すれ違いお見合い結婚~相手は私を嫌ってるはずの幼馴染みでした~
「その服……」

「ふ、く……?」

「肩とか出しすぎじゃないか?」

「え……でも、こういうデザインで……」

「こんなに露出してるのは今まで見たことない」

「ん……っ」

指先でそっと鎖骨をなぞられて背中にゾワッとしたものを感じると、藍里は自分から出た甘い声に慌てて手を口に当てた。
智大の瞳がどこか熱っぽくなってるのはきっと気のせいではなくて、藍里は恥ずかしさから智大の腕から慌てて抜け出した。

「せ……先輩が選んでくれた服なの……!」

「先輩?……ああ、あの時の服か」

藍里の帰りが遅いと心配した智大と玄関で鉢合わせした時に持っていた紙袋。
藍里はもじもじしながら智大を見上げると、この服を買った経緯を思いきって話した。

「ど、同窓会で……同級生の誰よりも綺麗だって思われたくないかって言われて……智君モテるから……隣にいても似合う人になりたくて……」

理由を話すのがこんなに恥ずかしいと思ってなかった藍里は真っ赤になりながら話すと、智大は驚いたように僅かに目を見開いた後に視線を僅かに反らしながら徐に口を開いた。

「どちらかと言えば、藍里は綺麗じゃない」

「え……」

綺麗じゃないとキッパリ言われ、藍里は頭が真っ白になった。
小柄な藍里がどう頑張っても“綺麗”になんてなれないのは分かっていたが、面と向かって言われるとやはりショックすぎてまた俯きそうになると智大がそっと腕を掴んだ。
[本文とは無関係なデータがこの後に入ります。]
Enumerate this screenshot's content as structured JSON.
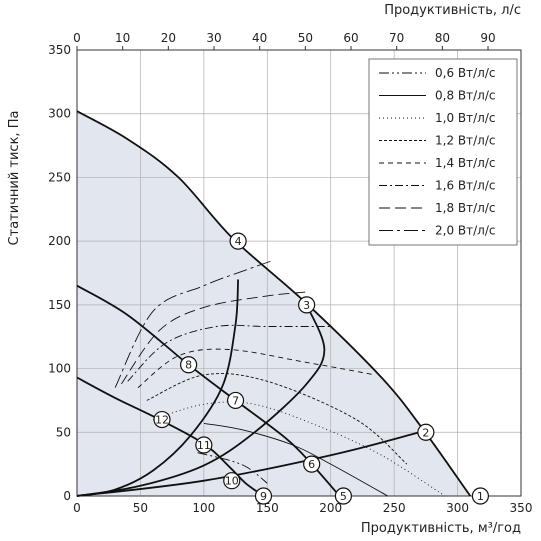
{
  "chart_data": {
    "type": "line",
    "title": "",
    "xlabel": "Продуктивність, м³/год",
    "ylabel": "Статичний тиск, Па",
    "x2label": "Продуктивність, л/с",
    "xlim": [
      0,
      350
    ],
    "ylim": [
      0,
      350
    ],
    "x2lim": [
      0,
      97.22
    ],
    "xticks": [
      0,
      50,
      100,
      150,
      200,
      250,
      300,
      350
    ],
    "yticks": [
      0,
      50,
      100,
      150,
      200,
      250,
      300,
      350
    ],
    "x2ticks": [
      0,
      10,
      20,
      30,
      40,
      50,
      60,
      70,
      80,
      90
    ],
    "grid": true,
    "legend_position": "top-right",
    "shaded_region": [
      [
        0,
        302
      ],
      [
        40,
        280
      ],
      [
        80,
        250
      ],
      [
        123,
        202
      ],
      [
        180,
        152
      ],
      [
        240,
        93
      ],
      [
        273,
        52
      ],
      [
        310,
        0
      ],
      [
        0,
        0
      ]
    ],
    "fan_curves": [
      {
        "name": "speed-high",
        "points": [
          [
            0,
            302
          ],
          [
            40,
            280
          ],
          [
            80,
            250
          ],
          [
            123,
            202
          ],
          [
            180,
            152
          ],
          [
            240,
            93
          ],
          [
            273,
            52
          ],
          [
            310,
            0
          ]
        ]
      },
      {
        "name": "speed-mid",
        "points": [
          [
            0,
            165
          ],
          [
            40,
            142
          ],
          [
            88,
            103
          ],
          [
            125,
            75
          ],
          [
            165,
            45
          ],
          [
            185,
            25
          ],
          [
            207,
            0
          ]
        ]
      },
      {
        "name": "speed-low",
        "points": [
          [
            0,
            93
          ],
          [
            30,
            77
          ],
          [
            65,
            60
          ],
          [
            100,
            41
          ],
          [
            120,
            23
          ],
          [
            133,
            10
          ],
          [
            147,
            0
          ]
        ]
      }
    ],
    "system_curves": [
      {
        "name": "system-1",
        "points": [
          [
            0,
            0
          ],
          [
            100,
            12
          ],
          [
            200,
            32
          ],
          [
            270,
            50
          ]
        ]
      },
      {
        "name": "system-2",
        "points": [
          [
            0,
            0
          ],
          [
            50,
            8
          ],
          [
            100,
            24
          ],
          [
            140,
            50
          ],
          [
            181,
            88
          ],
          [
            195,
            115
          ],
          [
            181,
            150
          ]
        ]
      },
      {
        "name": "system-3",
        "points": [
          [
            0,
            0
          ],
          [
            30,
            5
          ],
          [
            60,
            20
          ],
          [
            90,
            48
          ],
          [
            115,
            87
          ],
          [
            125,
            135
          ],
          [
            127,
            170
          ]
        ]
      }
    ],
    "series": [
      {
        "name": "0,6 Вт/л/с",
        "dash": "10,3,2,3,2,3",
        "width": 0.9,
        "points": [
          [
            95,
            34
          ],
          [
            120,
            28
          ],
          [
            135,
            22
          ],
          [
            150,
            10
          ]
        ]
      },
      {
        "name": "0,8 Вт/л/с",
        "dash": "",
        "width": 0.9,
        "points": [
          [
            100,
            57
          ],
          [
            130,
            52
          ],
          [
            170,
            40
          ],
          [
            200,
            25
          ],
          [
            245,
            0
          ]
        ]
      },
      {
        "name": "1,0 Вт/л/с",
        "dash": "1,3",
        "width": 0.9,
        "points": [
          [
            60,
            60
          ],
          [
            100,
            72
          ],
          [
            140,
            72
          ],
          [
            190,
            55
          ],
          [
            240,
            32
          ],
          [
            290,
            0
          ]
        ]
      },
      {
        "name": "1,2 Вт/л/с",
        "dash": "3,2",
        "width": 0.9,
        "points": [
          [
            55,
            75
          ],
          [
            100,
            95
          ],
          [
            150,
            90
          ],
          [
            220,
            60
          ],
          [
            260,
            25
          ]
        ]
      },
      {
        "name": "1,4 Вт/л/с",
        "dash": "5,4",
        "width": 0.9,
        "points": [
          [
            48,
            85
          ],
          [
            80,
            110
          ],
          [
            120,
            115
          ],
          [
            180,
            105
          ],
          [
            235,
            95
          ]
        ]
      },
      {
        "name": "1,6 Вт/л/с",
        "dash": "8,3,2,3",
        "width": 0.9,
        "points": [
          [
            40,
            90
          ],
          [
            70,
            120
          ],
          [
            110,
            133
          ],
          [
            150,
            133
          ],
          [
            200,
            133
          ]
        ]
      },
      {
        "name": "1,8 Вт/л/с",
        "dash": "11,5",
        "width": 0.9,
        "points": [
          [
            35,
            88
          ],
          [
            65,
            130
          ],
          [
            100,
            148
          ],
          [
            150,
            157
          ],
          [
            180,
            160
          ]
        ]
      },
      {
        "name": "2,0 Вт/л/с",
        "dash": "14,4,3,4",
        "width": 0.9,
        "points": [
          [
            30,
            85
          ],
          [
            60,
            145
          ],
          [
            100,
            165
          ],
          [
            135,
            178
          ],
          [
            155,
            185
          ]
        ]
      }
    ],
    "markers": [
      {
        "label": "1",
        "x": 318,
        "y": 0
      },
      {
        "label": "2",
        "x": 275,
        "y": 50
      },
      {
        "label": "3",
        "x": 181,
        "y": 150
      },
      {
        "label": "4",
        "x": 127,
        "y": 200
      },
      {
        "label": "5",
        "x": 210,
        "y": 0
      },
      {
        "label": "6",
        "x": 185,
        "y": 25
      },
      {
        "label": "7",
        "x": 125,
        "y": 75
      },
      {
        "label": "8",
        "x": 88,
        "y": 103
      },
      {
        "label": "9",
        "x": 147,
        "y": 0
      },
      {
        "label": "10",
        "x": 122,
        "y": 12
      },
      {
        "label": "11",
        "x": 100,
        "y": 40
      },
      {
        "label": "12",
        "x": 67,
        "y": 60
      }
    ],
    "colors": {
      "shade": "#e2e6ef",
      "grid": "#b0b0b0",
      "curve": "#111111"
    }
  }
}
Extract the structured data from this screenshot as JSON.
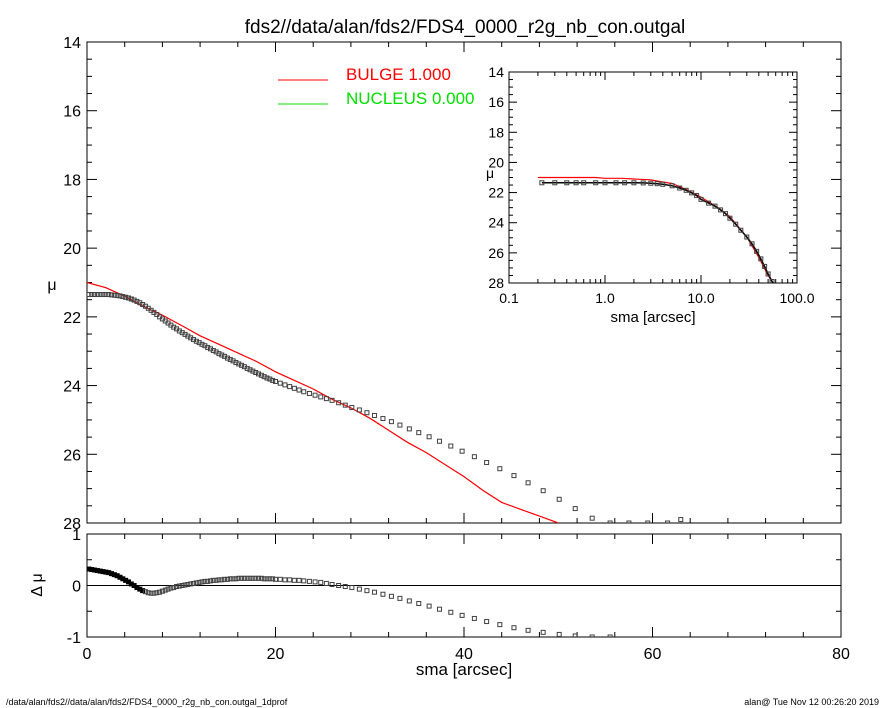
{
  "title": "fds2//data/alan/fds2/FDS4_0000_r2g_nb_con.outgal",
  "footer_left": "/data/alan/fds2//data/alan/fds2/FDS4_0000_r2g_nb_con.outgal_1dprof",
  "footer_right": "alan@  Tue Nov 12 00:26:20 2019",
  "colors": {
    "bulge": "#ff0000",
    "nucleus": "#00e000",
    "data": "#404040",
    "axes": "#000000"
  },
  "chart_data": [
    {
      "type": "scatter",
      "panel": "main",
      "xlabel": "",
      "ylabel": "μ",
      "xlim": [
        0,
        80
      ],
      "ylim": [
        28,
        14
      ],
      "y_ticks": [
        "14",
        "16",
        "18",
        "20",
        "22",
        "24",
        "26",
        "28"
      ],
      "legend": [
        {
          "label": "BULGE  1.000",
          "color": "#ff0000"
        },
        {
          "label": "NUCLEUS  0.000",
          "color": "#00e000"
        }
      ],
      "legend_position": "top-center",
      "series": [
        {
          "name": "BULGE  1.000",
          "kind": "line",
          "x": [
            0,
            2,
            4,
            6,
            8,
            10,
            12,
            14,
            16,
            18,
            20,
            22,
            24,
            26,
            28,
            30,
            32,
            34,
            36,
            38,
            40,
            42,
            44,
            46,
            48,
            50
          ],
          "y": [
            21.0,
            21.15,
            21.4,
            21.7,
            21.95,
            22.25,
            22.55,
            22.8,
            23.05,
            23.3,
            23.6,
            23.85,
            24.1,
            24.4,
            24.65,
            24.95,
            25.3,
            25.65,
            25.95,
            26.3,
            26.65,
            27.05,
            27.4,
            27.6,
            27.8,
            28.0
          ]
        },
        {
          "name": "",
          "kind": "markers",
          "x": [
            0.2,
            0.5,
            0.8,
            1.1,
            1.4,
            1.7,
            2.0,
            2.3,
            2.6,
            2.9,
            3.2,
            3.5,
            3.8,
            4.1,
            4.4,
            4.7,
            5.0,
            5.3,
            5.6,
            5.9,
            6.2,
            6.5,
            6.8,
            7.1,
            7.4,
            7.7,
            8.0,
            8.3,
            8.6,
            8.9,
            9.2,
            9.5,
            9.8,
            10.1,
            10.4,
            10.7,
            11.0,
            11.3,
            11.6,
            11.9,
            12.2,
            12.5,
            12.8,
            13.1,
            13.4,
            13.7,
            14.0,
            14.3,
            14.6,
            14.9,
            15.2,
            15.5,
            15.8,
            16.1,
            16.4,
            16.7,
            17.0,
            17.3,
            17.6,
            17.9,
            18.2,
            18.5,
            18.8,
            19.1,
            19.4,
            19.7,
            20.0,
            20.5,
            21.0,
            21.5,
            22.0,
            22.5,
            23.0,
            23.6,
            24.2,
            24.8,
            25.4,
            26.0,
            26.7,
            27.4,
            28.1,
            28.9,
            29.7,
            30.5,
            31.4,
            32.3,
            33.2,
            34.2,
            35.2,
            36.3,
            37.4,
            38.6,
            39.8,
            41.1,
            42.4,
            43.8,
            45.3,
            46.8,
            48.4,
            50.1,
            51.8,
            53.6,
            55.5,
            57.5,
            59.5,
            61.6,
            63.0
          ],
          "y": [
            21.35,
            21.35,
            21.35,
            21.35,
            21.35,
            21.35,
            21.35,
            21.35,
            21.36,
            21.37,
            21.38,
            21.39,
            21.41,
            21.43,
            21.45,
            21.48,
            21.51,
            21.55,
            21.59,
            21.64,
            21.69,
            21.75,
            21.81,
            21.87,
            21.93,
            22.0,
            22.06,
            22.12,
            22.18,
            22.24,
            22.3,
            22.35,
            22.41,
            22.46,
            22.51,
            22.56,
            22.61,
            22.66,
            22.71,
            22.75,
            22.8,
            22.84,
            22.89,
            22.93,
            22.98,
            23.02,
            23.07,
            23.11,
            23.15,
            23.2,
            23.24,
            23.28,
            23.33,
            23.37,
            23.41,
            23.45,
            23.5,
            23.54,
            23.58,
            23.62,
            23.66,
            23.7,
            23.74,
            23.78,
            23.81,
            23.85,
            23.88,
            23.93,
            23.98,
            24.03,
            24.08,
            24.13,
            24.18,
            24.23,
            24.28,
            24.33,
            24.38,
            24.43,
            24.5,
            24.57,
            24.64,
            24.71,
            24.79,
            24.87,
            24.96,
            25.05,
            25.15,
            25.26,
            25.37,
            25.49,
            25.62,
            25.76,
            25.91,
            26.07,
            26.24,
            26.42,
            26.62,
            26.83,
            27.06,
            27.31,
            27.58,
            27.86,
            28.0,
            28.0,
            28.0,
            28.0,
            27.9
          ]
        }
      ]
    },
    {
      "type": "scatter",
      "panel": "residual",
      "xlabel": "sma [arcsec]",
      "ylabel": "Δ μ",
      "xlim": [
        0,
        80
      ],
      "ylim": [
        -1,
        1
      ],
      "x_ticks": [
        "0",
        "20",
        "40",
        "60",
        "80"
      ],
      "y_ticks": [
        "1",
        "0",
        "-1"
      ],
      "series": [
        {
          "name": "",
          "kind": "markers",
          "x": [
            0.2,
            0.5,
            0.8,
            1.1,
            1.4,
            1.7,
            2.0,
            2.3,
            2.6,
            2.9,
            3.2,
            3.5,
            3.8,
            4.1,
            4.4,
            4.7,
            5.0,
            5.3,
            5.6,
            5.9,
            6.2,
            6.5,
            6.8,
            7.1,
            7.4,
            7.7,
            8.0,
            8.3,
            8.6,
            8.9,
            9.2,
            9.5,
            9.8,
            10.1,
            10.4,
            10.7,
            11.0,
            11.3,
            11.6,
            11.9,
            12.2,
            12.5,
            12.8,
            13.1,
            13.4,
            13.7,
            14.0,
            14.3,
            14.6,
            14.9,
            15.2,
            15.5,
            15.8,
            16.1,
            16.4,
            16.7,
            17.0,
            17.3,
            17.6,
            17.9,
            18.2,
            18.5,
            18.8,
            19.1,
            19.4,
            19.7,
            20.0,
            20.5,
            21.0,
            21.5,
            22.0,
            22.5,
            23.0,
            23.6,
            24.2,
            24.8,
            25.4,
            26.0,
            26.7,
            27.4,
            28.1,
            28.9,
            29.7,
            30.5,
            31.4,
            32.3,
            33.2,
            34.2,
            35.2,
            36.3,
            37.4,
            38.6,
            39.8,
            41.1,
            42.4,
            43.8,
            45.3,
            46.8,
            48.4,
            50.1,
            51.8,
            53.6,
            55.5
          ],
          "y": [
            0.32,
            0.31,
            0.3,
            0.29,
            0.28,
            0.27,
            0.26,
            0.25,
            0.23,
            0.21,
            0.19,
            0.16,
            0.13,
            0.1,
            0.07,
            0.03,
            0.0,
            -0.04,
            -0.07,
            -0.1,
            -0.12,
            -0.14,
            -0.15,
            -0.15,
            -0.14,
            -0.13,
            -0.11,
            -0.09,
            -0.07,
            -0.05,
            -0.04,
            -0.02,
            -0.01,
            0.0,
            0.01,
            0.02,
            0.03,
            0.04,
            0.05,
            0.06,
            0.07,
            0.08,
            0.08,
            0.09,
            0.1,
            0.1,
            0.11,
            0.11,
            0.12,
            0.12,
            0.13,
            0.13,
            0.13,
            0.14,
            0.14,
            0.14,
            0.14,
            0.14,
            0.14,
            0.14,
            0.14,
            0.14,
            0.13,
            0.13,
            0.13,
            0.13,
            0.12,
            0.12,
            0.11,
            0.11,
            0.1,
            0.1,
            0.09,
            0.08,
            0.07,
            0.06,
            0.04,
            0.02,
            0.0,
            -0.02,
            -0.04,
            -0.07,
            -0.1,
            -0.13,
            -0.17,
            -0.21,
            -0.25,
            -0.3,
            -0.35,
            -0.4,
            -0.46,
            -0.52,
            -0.58,
            -0.64,
            -0.7,
            -0.76,
            -0.82,
            -0.87,
            -0.91,
            -0.95,
            -0.98,
            -1.0,
            -1.0
          ]
        }
      ]
    },
    {
      "type": "scatter",
      "panel": "inset",
      "xlabel": "sma [arcsec]",
      "ylabel": "μ",
      "xscale": "log",
      "xlim": [
        0.1,
        100
      ],
      "ylim": [
        28,
        14
      ],
      "x_ticks": [
        "0.1",
        "1.0",
        "10.0",
        "100.0"
      ],
      "y_ticks": [
        "14",
        "16",
        "18",
        "20",
        "22",
        "24",
        "26",
        "28"
      ],
      "series": [
        {
          "name": "BULGE  1.000",
          "kind": "line",
          "x": [
            0.2,
            0.3,
            0.5,
            0.8,
            1.0,
            1.5,
            2.0,
            3.0,
            4.0,
            5.0,
            7.0,
            10.0,
            15.0,
            20.0,
            30.0,
            40.0,
            50.0,
            60.0
          ],
          "y": [
            21.0,
            21.0,
            21.0,
            21.0,
            21.05,
            21.05,
            21.1,
            21.15,
            21.3,
            21.4,
            21.8,
            22.3,
            23.0,
            23.6,
            24.95,
            26.3,
            27.5,
            28.3
          ]
        },
        {
          "name": "",
          "kind": "markers",
          "x": [
            0.22,
            0.3,
            0.4,
            0.5,
            0.6,
            0.8,
            1.0,
            1.3,
            1.6,
            2.0,
            2.5,
            3.0,
            3.5,
            4.0,
            5.0,
            6.0,
            7.0,
            8.0,
            9.0,
            10.0,
            12.0,
            14.0,
            16.0,
            18.0,
            20.0,
            23.0,
            26.0,
            30.0,
            34.0,
            38.0,
            42.0,
            46.0,
            50.0,
            55.0,
            60.0
          ],
          "y": [
            21.35,
            21.35,
            21.35,
            21.35,
            21.35,
            21.35,
            21.35,
            21.35,
            21.35,
            21.35,
            21.36,
            21.38,
            21.41,
            21.45,
            21.55,
            21.7,
            21.85,
            22.02,
            22.2,
            22.45,
            22.7,
            22.9,
            23.15,
            23.4,
            23.7,
            24.1,
            24.5,
            24.95,
            25.4,
            25.9,
            26.4,
            26.9,
            27.4,
            27.9,
            28.3
          ]
        }
      ]
    }
  ]
}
「勘違いするなよ?綺麗じゃなくて、可愛いんだ。ただでさえ可愛いのに、こんな格好してみろ……また変な奴等に目をつけられて……」

「あれ……藍里さんじゃないですか!?」

智大が懸命に伝えてくれようとした言葉に喜びが沸き上がりかけた時に吉嶺の声が聞こえた。
目の前の智大がげんなりとした表情をしたので、藍里は思わず苦笑してしまった。